711.942/393: Telegram

The Secretary of State to the Ambassador in Japan (Grew)

405. Your 686, December 18, 6 p.m., 687, December 18, 10 p.m., 691, December 19, 7 p.m., 692, December 20, 11 a.m.,5 and related telegrams.

The Department has given careful study to the telegrams under reference. The Department concurs in your view that it would not be advisable in response to the initiative taken by the Japanese Minister for Foreign Affairs to return a categorical negative which would serve to close the door to further discussions and to discourage the efforts of the Japanese Government. At the same time we are not in position to commit ourselves now to entering upon a negotiation. We are inclined to feel that the negotiation of a new treaty with the thought of holding ratification of such treaty in abeyance until the Japanese Government should have carried out certain assurances would be likely to produce more potentialities of misunderstanding and of disadvantage than would a treatyless condition. We are receiving numerous inquiries with regard to the effect which termination of the treaty will have upon relations between the United States and Japan. To these inquiries we are replying that the absence of a commercial treaty does not of itself cause an interruption in commercial relations; that in such circumstances those relations are governed [Page 194] in each country by its municipal law or practice, subject, of course, to any applicable principles of international law; that in the opinion of the Department the expiration of the treaty of 1911 with Japan will not produce of itself any changes in the general customs duties or treatment applicable to imports of Japanese goods into the United States; and that, similarily, there does not appear reason to expect that the termination of the treaty will produce of itself any marked changes in the general customs duties or treatment applicable in Japan to imports from the United States.

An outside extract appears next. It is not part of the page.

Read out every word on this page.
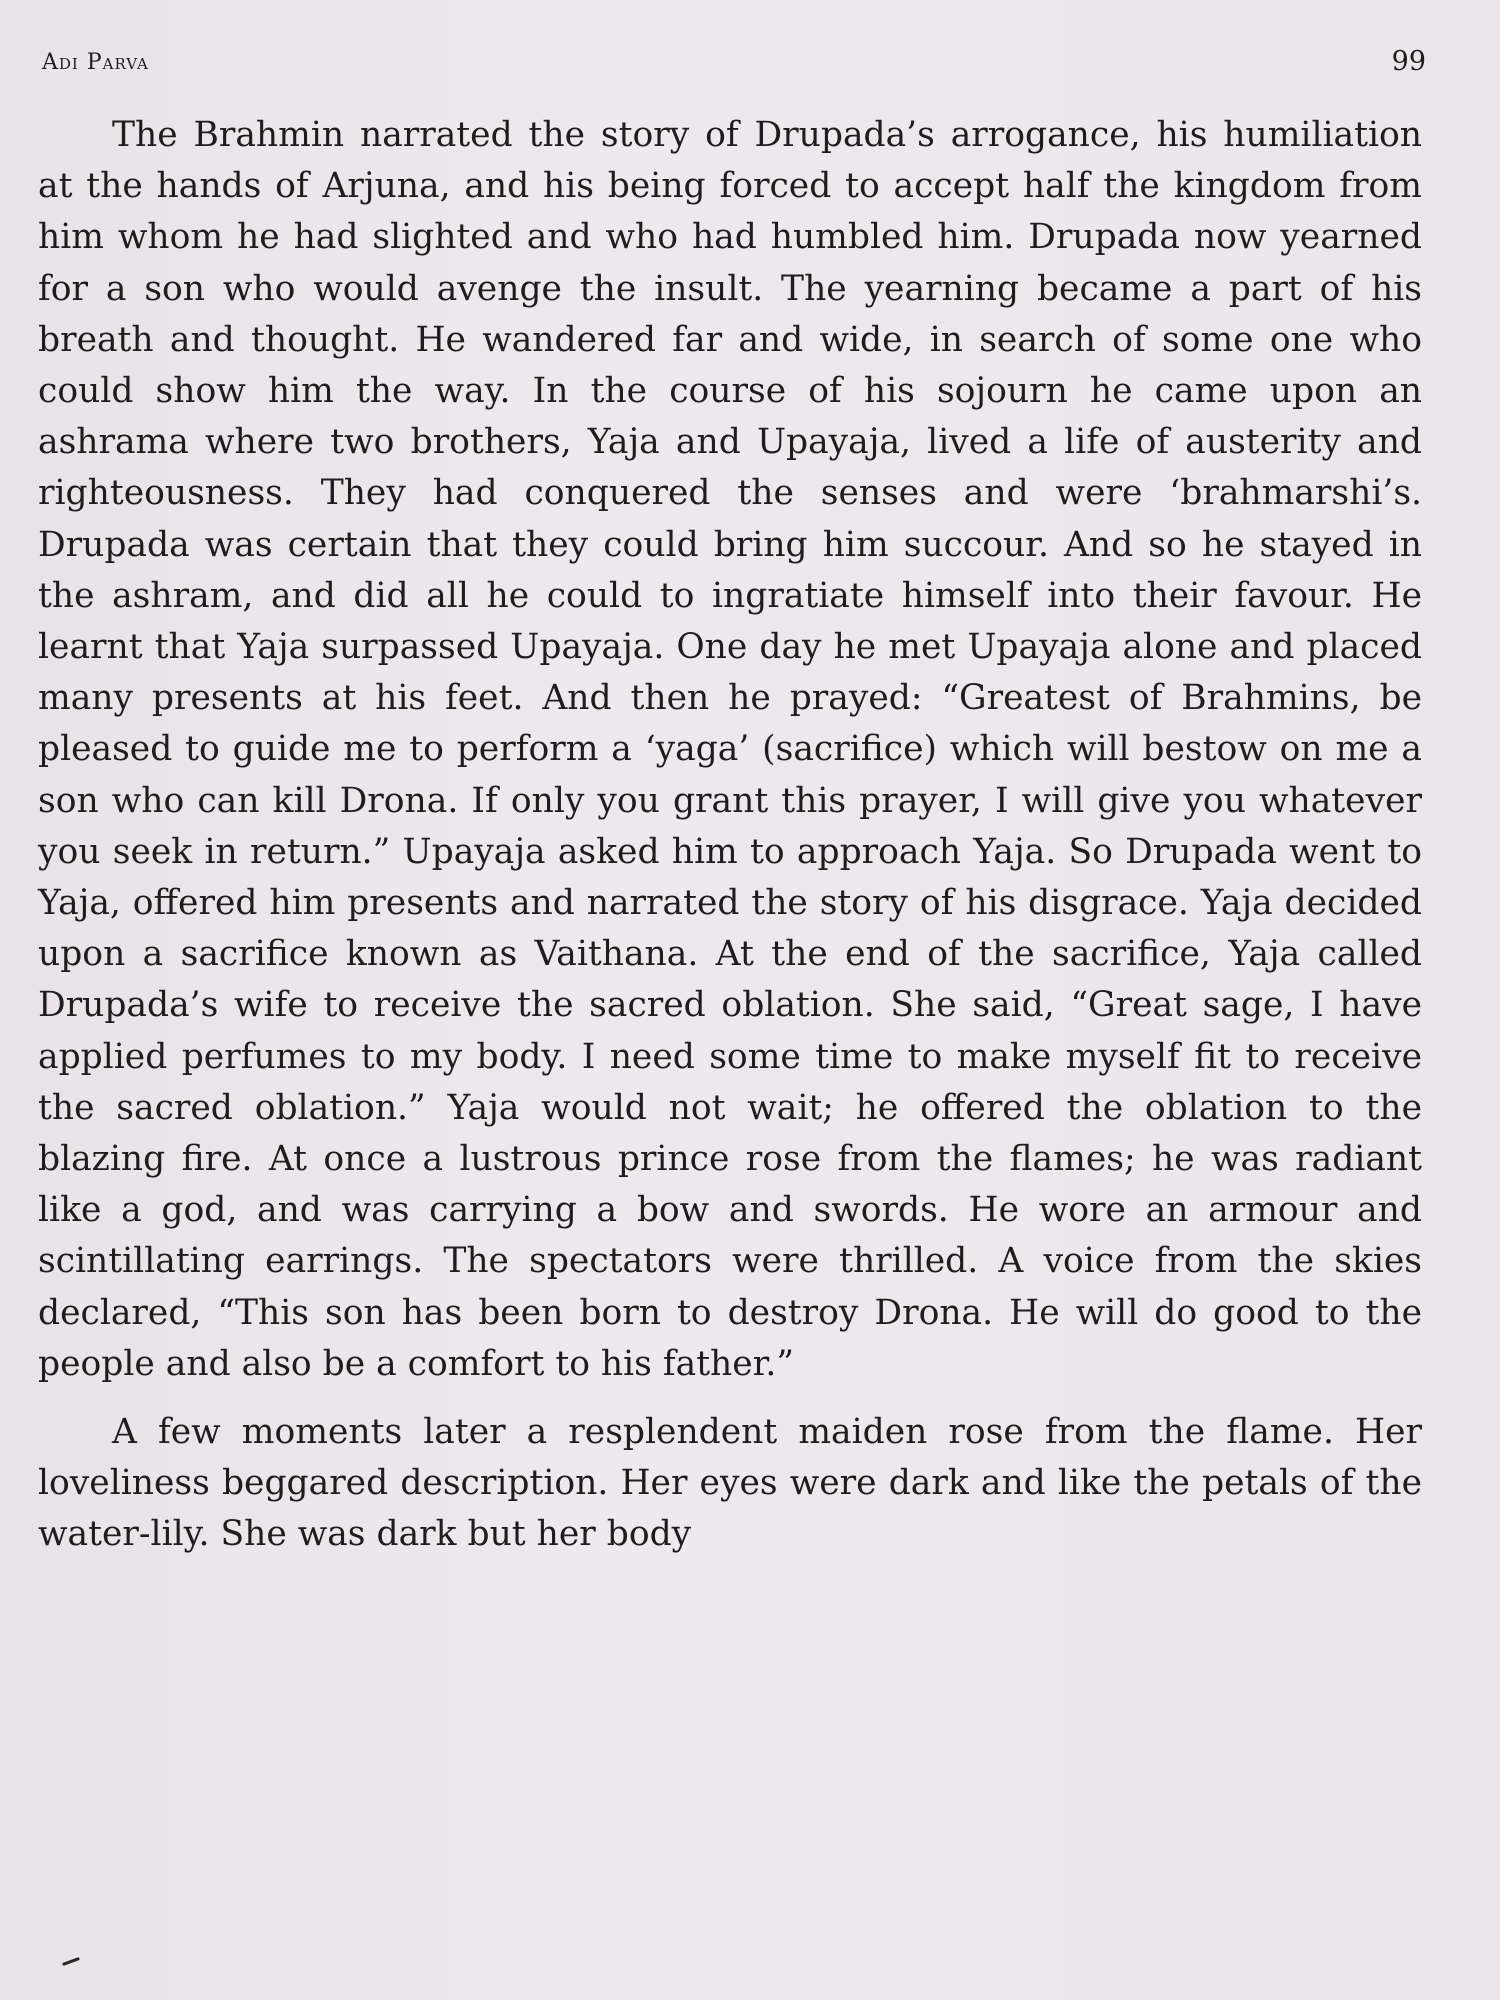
Adi Parva	99

The Brahmin narrated the story of Drupada’s arrogance, his humiliation at the hands of Arjuna, and his being forced to accept half the kingdom from him whom he had slighted and who had humbled him. Drupada now yearned for a son who would avenge the insult. The yearning became a part of his breath and thought. He wandered far and wide, in search of some one who could show him the way. In the course of his sojourn he came upon an ashrama where two brothers, Yaja and Upayaja, lived a life of austerity and righteousness. They had conquered the senses and were ‘brahmarshi’s. Drupada was certain that they could bring him succour. And so he stayed in the ashram, and did all he could to ingratiate himself into their favour. He learnt that Yaja surpassed Upayaja. One day he met Upayaja alone and placed many presents at his feet. And then he prayed: “Greatest of Brahmins, be pleased to guide me to perform a ‘yaga’ (sacrifice) which will bestow on me a son who can kill Drona. If only you grant this prayer, I will give you whatever you seek in return.” Upayaja asked him to approach Yaja. So Drupada went to Yaja, offered him presents and narrated the story of his disgrace. Yaja decided upon a sacrifice known as Vaithana. At the end of the sacrifice, Yaja called Drupada’s wife to receive the sacred oblation. She said, “Great sage, I have applied perfumes to my body. I need some time to make myself fit to receive the sacred oblation.” Yaja would not wait; he offered the oblation to the blazing fire. At once a lustrous prince rose from the flames; he was radiant like a god, and was carrying a bow and swords. He wore an armour and scintillating earrings. The spectators were thrilled. A voice from the skies declared, “This son has been born to destroy Drona. He will do good to the people and also be a comfort to his father.”

A few moments later a resplendent maiden rose from the flame. Her loveliness beggared description. Her eyes were dark and like the petals of the water-lily. She was dark but her body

With regard to the proposal made by the Minister for Foreign Affairs that a modus vivendi be entered into, we prefer to leave our attitude toward that proposal open for the time being. We shall give the matter consideration but wish you to know that our tentative thought is that any modus vivendi which might upon further study commend itself to us under existing circumstances would have to be of a very limited scope, to relate principally to rights of establishment and not of trade, and to be of a character which would leave this Government free to impose restrictions upon trade in case developments should make such course appear necessary toward better safeguarding American interests.

The Department is hoping to be able to send you tomorrow in continuation of the above a suggested text of a statement which we feel you might helpfully make orally to the Minister for Foreign Affairs.

Hull
  1. No. 687, ante, p. 48; others not printed.